La sociedad de las prisas

Vivimos en la cultura del estrés, en la «sociedad de las prisas» donde estamos acostumbrados a que las cosas ocurran ya, cuanto antes, aquí y ahora. Nos estamos habituando a tener a nuestro alcance la gran oportunidad de realizar compras por internet rápidas y casi instantáneas, o a preparar la comida y comer rápido con comida precocinada o con la llamada a algún servicio domicilio.

En este vorágine de prisas, que nos lo pone difìcil para saborear cada segundo de nuestras vidas. Dejando de lado el valor de una mirada, de un abrazo, de una sonrisa, el olor de una naranja dulce o el sabor de un tomate jugoso, dejando de conectar con nuestro lado más humano y permaneciendo conectados de manera constante e infinita a aparatos electrónicos que son los que van guiando nuestro día a día. Olvidando las percepciones, sentimientos y sensaciones, olvidando en ocasiones nuestra identidad como seres humanos.

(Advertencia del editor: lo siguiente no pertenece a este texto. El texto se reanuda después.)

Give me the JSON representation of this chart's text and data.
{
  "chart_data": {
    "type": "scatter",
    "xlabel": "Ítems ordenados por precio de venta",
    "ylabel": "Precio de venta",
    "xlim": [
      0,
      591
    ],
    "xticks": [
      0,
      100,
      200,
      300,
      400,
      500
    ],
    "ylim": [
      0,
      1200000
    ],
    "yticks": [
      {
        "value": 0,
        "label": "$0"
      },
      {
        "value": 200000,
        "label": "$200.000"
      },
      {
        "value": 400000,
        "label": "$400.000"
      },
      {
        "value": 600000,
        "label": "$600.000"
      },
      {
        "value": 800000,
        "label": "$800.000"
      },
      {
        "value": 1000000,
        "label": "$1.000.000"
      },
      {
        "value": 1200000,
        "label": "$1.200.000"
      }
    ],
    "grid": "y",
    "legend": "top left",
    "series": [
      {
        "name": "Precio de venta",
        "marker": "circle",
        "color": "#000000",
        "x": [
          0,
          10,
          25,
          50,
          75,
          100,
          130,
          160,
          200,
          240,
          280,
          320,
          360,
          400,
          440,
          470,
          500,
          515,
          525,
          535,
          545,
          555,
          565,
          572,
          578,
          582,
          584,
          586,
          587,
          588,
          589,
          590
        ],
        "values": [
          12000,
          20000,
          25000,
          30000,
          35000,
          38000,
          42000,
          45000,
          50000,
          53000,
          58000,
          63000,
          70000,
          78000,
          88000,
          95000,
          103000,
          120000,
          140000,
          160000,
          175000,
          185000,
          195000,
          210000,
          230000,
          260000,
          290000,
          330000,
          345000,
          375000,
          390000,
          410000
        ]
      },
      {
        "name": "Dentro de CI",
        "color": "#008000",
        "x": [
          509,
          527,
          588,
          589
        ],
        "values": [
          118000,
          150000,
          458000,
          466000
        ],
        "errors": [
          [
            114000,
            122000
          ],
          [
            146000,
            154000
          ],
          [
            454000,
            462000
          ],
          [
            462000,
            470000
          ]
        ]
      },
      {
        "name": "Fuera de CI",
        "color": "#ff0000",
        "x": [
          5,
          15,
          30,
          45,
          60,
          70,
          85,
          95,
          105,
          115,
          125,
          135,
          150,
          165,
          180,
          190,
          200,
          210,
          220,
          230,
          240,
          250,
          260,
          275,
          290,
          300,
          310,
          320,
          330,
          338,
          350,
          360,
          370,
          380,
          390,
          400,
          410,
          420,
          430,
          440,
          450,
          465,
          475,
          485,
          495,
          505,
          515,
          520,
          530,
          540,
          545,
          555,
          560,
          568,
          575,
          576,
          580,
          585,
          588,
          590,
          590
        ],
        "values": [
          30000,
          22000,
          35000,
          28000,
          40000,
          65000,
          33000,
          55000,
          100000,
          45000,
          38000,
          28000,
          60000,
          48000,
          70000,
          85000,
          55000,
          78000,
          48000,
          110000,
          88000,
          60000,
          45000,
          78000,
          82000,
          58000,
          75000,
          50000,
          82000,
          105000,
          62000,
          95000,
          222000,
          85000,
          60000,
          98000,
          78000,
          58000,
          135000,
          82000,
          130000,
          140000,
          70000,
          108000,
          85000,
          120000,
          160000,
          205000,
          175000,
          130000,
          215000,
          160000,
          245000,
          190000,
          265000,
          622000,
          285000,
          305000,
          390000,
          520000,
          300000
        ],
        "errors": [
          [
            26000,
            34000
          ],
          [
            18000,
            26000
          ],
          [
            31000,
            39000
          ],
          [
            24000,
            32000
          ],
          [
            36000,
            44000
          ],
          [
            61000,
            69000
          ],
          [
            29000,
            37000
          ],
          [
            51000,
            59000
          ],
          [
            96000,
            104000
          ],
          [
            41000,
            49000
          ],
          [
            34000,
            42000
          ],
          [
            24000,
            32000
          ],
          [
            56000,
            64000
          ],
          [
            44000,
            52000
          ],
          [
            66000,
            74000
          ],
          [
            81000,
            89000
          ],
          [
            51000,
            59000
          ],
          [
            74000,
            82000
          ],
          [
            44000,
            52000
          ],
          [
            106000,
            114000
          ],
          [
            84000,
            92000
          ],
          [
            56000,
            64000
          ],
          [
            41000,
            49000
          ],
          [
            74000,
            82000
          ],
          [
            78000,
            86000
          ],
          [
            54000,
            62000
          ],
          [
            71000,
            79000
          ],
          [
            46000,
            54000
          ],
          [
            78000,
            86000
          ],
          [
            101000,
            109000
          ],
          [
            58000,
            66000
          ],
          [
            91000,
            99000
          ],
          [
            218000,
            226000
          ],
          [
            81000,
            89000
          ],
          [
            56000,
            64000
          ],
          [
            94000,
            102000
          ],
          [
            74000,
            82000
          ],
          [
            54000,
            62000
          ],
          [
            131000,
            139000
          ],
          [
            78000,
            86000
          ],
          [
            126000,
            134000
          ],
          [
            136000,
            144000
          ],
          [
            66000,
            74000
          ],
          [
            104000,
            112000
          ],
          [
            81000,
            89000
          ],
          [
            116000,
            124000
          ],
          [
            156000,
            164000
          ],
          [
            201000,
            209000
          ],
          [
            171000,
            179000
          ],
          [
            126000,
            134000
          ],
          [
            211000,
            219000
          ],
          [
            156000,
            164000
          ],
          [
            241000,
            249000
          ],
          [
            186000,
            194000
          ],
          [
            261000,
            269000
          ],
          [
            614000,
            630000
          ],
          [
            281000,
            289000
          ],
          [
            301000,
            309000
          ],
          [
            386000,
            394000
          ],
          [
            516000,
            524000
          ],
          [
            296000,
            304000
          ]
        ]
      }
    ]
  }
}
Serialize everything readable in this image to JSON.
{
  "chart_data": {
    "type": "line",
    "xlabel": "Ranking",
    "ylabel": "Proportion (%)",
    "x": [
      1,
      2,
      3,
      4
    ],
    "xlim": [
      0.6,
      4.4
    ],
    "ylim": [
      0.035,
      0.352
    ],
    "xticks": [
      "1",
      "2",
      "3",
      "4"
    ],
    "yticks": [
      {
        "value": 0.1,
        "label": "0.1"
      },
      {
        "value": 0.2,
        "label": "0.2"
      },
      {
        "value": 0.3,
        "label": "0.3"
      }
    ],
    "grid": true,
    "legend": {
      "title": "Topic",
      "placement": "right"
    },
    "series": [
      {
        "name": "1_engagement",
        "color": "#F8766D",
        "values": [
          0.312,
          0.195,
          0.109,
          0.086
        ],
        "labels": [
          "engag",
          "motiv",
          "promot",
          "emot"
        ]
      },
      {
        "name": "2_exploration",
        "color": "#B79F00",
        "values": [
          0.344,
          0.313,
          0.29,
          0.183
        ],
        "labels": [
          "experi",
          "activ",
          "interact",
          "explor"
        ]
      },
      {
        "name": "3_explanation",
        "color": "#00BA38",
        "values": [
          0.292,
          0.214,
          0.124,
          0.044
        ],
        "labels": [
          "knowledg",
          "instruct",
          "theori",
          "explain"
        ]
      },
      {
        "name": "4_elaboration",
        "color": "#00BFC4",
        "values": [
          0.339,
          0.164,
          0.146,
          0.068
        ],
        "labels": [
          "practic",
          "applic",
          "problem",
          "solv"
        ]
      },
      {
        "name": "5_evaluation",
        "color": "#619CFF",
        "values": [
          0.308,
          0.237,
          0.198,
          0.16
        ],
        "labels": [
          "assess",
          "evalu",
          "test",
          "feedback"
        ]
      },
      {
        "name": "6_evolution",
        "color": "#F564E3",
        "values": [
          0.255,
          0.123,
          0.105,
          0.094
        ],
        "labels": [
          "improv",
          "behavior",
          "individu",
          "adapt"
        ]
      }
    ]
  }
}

Quizás nos estemos creando más necesidades de las verdaderamente necesarias, en la actualidad se nos incita a crear necesidades a nuestro alrededor de manera constante, como por ejemplo desde la publicidad que nos envuelve allá donde vayamos. Cuando lo único importante son nuestras necesidades fisiológicas básicas, de afecto, de protección y de cuidado. Todo lo demás si no queremos, no hace falta. ¿ O acaso es necesario tener una piel perfecta, un cuerpo perfecto, un look perfecto, el último modelo en bikinis, en zapatos o en gafas de sol?.

Tomar conciencia de todo ello nos permitirá hacer cambios, pero ¿Para qué? Pues para aprender a experimentar el día a día de una forma más pausada o tranquila que nos ayudará a vivir más calmados, menos estresados, más en paz y en definitiva más felices.

Algunas recomendaciones para lograrlo serían:

  • Intentar realizar algunas tareas del día a día a cámara lenta, frenando el ritmo acelerado habitual.
  • Si tenemos la oportunidad, aprender a decir que no a las actividades o tareas que no consideramos necesarias, ni urgentes o que nos restan en vez de sumar.
  • Dedicar unos minutos cada día a prestar atención plena a una sola actividad mientras la estemos realizando, dejando de lado cualquier pensamiento o preocupación.
  • No comprometerse con más tareas o actividades de las necesarias, aprender a priorizar.

Todo ello nos ayudará a romper con el ritmo de la cultura de la prisa en la que estamos inmersos y nos ayudará a vivir de una manera más plena.